И знал ещё одно — то, что не давало покоя той не спящей части мозга, которая слышала беду раньше головы. Что где-то там, на западе, в гибнущем Рейхе, отходит, не бросая своего, майор Майнхард. Единственный из всех врагов, кто разгадал в Корневе чужака не из этого времени; человек, одержимый этой загадкой сильнее, чем собственным рушащимся миром. Он обещал последний акт — встречу лицом к лицу на дороге к Берлину, в которой решится всё между ними двоими. И Корнев знал: обещание это война исполнит. Их узел, завязанный под Вязьмой осенью сорок первого, затянутый кровью Тимоши, развяжется в сорок пятом. В самом конце.

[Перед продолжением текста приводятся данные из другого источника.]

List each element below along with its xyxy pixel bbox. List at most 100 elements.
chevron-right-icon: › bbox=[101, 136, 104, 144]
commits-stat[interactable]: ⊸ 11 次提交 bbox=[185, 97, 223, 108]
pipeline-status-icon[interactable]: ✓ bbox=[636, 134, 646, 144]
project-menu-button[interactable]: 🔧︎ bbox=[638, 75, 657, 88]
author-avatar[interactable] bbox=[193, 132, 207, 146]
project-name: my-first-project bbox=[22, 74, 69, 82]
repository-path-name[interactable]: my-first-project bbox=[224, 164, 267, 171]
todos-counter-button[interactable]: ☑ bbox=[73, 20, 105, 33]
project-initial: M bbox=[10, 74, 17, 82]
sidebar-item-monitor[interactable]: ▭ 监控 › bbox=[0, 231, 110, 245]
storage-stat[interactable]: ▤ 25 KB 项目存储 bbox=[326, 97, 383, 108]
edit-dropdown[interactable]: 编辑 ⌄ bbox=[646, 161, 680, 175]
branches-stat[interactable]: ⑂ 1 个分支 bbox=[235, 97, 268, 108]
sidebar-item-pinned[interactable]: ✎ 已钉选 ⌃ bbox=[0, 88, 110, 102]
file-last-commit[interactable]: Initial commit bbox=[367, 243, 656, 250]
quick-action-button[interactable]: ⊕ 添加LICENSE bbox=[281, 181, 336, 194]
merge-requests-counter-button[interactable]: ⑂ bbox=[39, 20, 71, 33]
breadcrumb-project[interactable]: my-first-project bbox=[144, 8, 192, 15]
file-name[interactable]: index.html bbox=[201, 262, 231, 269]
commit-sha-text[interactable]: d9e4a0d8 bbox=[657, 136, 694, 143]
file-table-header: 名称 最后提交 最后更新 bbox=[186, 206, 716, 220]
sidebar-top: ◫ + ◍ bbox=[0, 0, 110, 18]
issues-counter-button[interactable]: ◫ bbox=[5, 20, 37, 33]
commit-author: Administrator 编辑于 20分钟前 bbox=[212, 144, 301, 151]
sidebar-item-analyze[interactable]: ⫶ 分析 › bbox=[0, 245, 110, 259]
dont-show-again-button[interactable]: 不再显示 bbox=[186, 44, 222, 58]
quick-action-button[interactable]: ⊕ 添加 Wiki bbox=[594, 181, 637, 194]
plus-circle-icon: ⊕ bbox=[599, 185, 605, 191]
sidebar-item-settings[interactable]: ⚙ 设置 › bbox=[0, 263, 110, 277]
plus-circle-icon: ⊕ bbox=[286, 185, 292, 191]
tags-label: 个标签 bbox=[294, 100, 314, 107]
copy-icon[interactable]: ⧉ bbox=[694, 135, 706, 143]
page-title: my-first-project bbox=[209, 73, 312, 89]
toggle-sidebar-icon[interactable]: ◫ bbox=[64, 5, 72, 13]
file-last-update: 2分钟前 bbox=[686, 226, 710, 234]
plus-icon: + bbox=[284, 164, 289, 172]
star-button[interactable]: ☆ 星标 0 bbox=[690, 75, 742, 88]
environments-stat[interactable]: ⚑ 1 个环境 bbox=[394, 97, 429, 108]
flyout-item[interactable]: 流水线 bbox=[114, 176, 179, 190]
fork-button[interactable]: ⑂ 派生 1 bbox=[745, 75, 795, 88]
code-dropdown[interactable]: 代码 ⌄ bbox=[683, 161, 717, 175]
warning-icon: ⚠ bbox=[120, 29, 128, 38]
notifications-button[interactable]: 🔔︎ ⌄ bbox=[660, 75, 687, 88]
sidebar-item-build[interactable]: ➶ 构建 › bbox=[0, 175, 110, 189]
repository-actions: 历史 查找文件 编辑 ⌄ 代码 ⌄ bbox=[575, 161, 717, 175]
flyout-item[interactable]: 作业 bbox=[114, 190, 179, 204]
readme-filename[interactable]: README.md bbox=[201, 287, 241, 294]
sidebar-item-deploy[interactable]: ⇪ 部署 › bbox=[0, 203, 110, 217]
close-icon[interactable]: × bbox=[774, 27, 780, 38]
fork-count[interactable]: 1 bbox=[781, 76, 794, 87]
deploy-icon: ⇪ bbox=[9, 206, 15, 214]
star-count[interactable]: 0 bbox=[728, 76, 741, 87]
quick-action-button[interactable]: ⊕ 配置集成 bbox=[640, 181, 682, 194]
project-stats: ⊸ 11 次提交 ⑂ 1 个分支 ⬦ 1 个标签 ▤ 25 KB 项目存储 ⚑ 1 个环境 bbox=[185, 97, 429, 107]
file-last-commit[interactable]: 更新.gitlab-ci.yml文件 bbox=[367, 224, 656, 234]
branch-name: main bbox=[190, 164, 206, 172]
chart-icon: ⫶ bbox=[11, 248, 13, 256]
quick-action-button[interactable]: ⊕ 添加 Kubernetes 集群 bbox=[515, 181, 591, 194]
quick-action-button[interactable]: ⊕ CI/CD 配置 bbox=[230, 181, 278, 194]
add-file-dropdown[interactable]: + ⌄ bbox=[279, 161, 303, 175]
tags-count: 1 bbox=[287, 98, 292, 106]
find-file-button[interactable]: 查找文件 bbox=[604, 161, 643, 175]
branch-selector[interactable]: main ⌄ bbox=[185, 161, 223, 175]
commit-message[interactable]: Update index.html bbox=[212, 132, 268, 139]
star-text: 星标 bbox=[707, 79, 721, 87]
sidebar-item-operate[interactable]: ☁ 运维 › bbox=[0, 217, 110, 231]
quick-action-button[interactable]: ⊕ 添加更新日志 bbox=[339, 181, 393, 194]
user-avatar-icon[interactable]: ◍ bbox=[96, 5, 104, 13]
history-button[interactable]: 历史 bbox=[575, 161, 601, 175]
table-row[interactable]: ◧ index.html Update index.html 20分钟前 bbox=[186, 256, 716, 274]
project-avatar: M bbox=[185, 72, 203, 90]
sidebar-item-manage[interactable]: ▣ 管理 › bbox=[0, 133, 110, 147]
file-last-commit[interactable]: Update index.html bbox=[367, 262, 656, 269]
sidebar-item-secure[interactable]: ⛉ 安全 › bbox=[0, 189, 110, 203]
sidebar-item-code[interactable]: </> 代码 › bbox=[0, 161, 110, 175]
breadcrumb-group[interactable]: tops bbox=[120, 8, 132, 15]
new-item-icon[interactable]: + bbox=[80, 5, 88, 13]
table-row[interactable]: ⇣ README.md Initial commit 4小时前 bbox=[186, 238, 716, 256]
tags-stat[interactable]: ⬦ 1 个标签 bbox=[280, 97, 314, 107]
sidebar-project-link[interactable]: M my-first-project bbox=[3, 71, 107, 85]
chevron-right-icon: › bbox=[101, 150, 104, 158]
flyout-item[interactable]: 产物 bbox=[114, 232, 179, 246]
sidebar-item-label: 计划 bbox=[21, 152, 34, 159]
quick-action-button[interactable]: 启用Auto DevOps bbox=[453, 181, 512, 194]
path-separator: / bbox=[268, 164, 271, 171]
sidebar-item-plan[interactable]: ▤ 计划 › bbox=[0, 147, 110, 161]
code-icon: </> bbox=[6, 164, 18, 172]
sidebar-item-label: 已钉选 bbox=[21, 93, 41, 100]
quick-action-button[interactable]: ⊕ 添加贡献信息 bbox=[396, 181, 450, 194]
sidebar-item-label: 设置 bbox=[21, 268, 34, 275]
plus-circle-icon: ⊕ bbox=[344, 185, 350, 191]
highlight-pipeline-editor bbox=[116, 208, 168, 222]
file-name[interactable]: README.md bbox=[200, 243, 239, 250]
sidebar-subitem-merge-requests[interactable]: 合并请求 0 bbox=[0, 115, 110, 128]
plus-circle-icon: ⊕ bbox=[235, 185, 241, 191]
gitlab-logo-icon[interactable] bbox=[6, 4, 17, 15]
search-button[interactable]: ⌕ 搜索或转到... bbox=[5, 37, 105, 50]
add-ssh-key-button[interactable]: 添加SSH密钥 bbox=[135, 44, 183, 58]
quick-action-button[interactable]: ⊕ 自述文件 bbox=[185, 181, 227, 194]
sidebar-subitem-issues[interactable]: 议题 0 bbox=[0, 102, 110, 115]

— Пусть ждёт, — сказал Корнев тихо, глядя на запад, за чужие поля, туда, где лежала долгая последняя дорога. — Я иду, охотник. Через всю эту землю — иду. И знамя над твоим Берлином увижу — за двоих. А с тобой мы свидимся в последнем акте, как ты и хотел. Только конец у этого акта будет не тот, на какой ты надеешься. Я-то его уже видел.

Он постоял ещё, глядя на запад, под огромным чужим небом, по которому уходили на запад наши самолёты — теперь уже наши, не немецкие, как в сорок первом. Колесо войны провернулось до конца. Враг бежал к своему логову, и за ним по пятам шла армия, которую он три года назад гнал до Москвы и Волги, а теперь она гнала его — и догонит, и добьёт, в его собственной столице.

А Корнев шёл с этой армией. Военврач из сорок первого, проживший на чужой войне три с лишним года и сделавший её своей до последней капли. Он шёл на запад — за себя и за Гордеева, неся список имён и клятву, данную над могилой, навстречу знамени, навстречу Майнхарду, навстречу концу.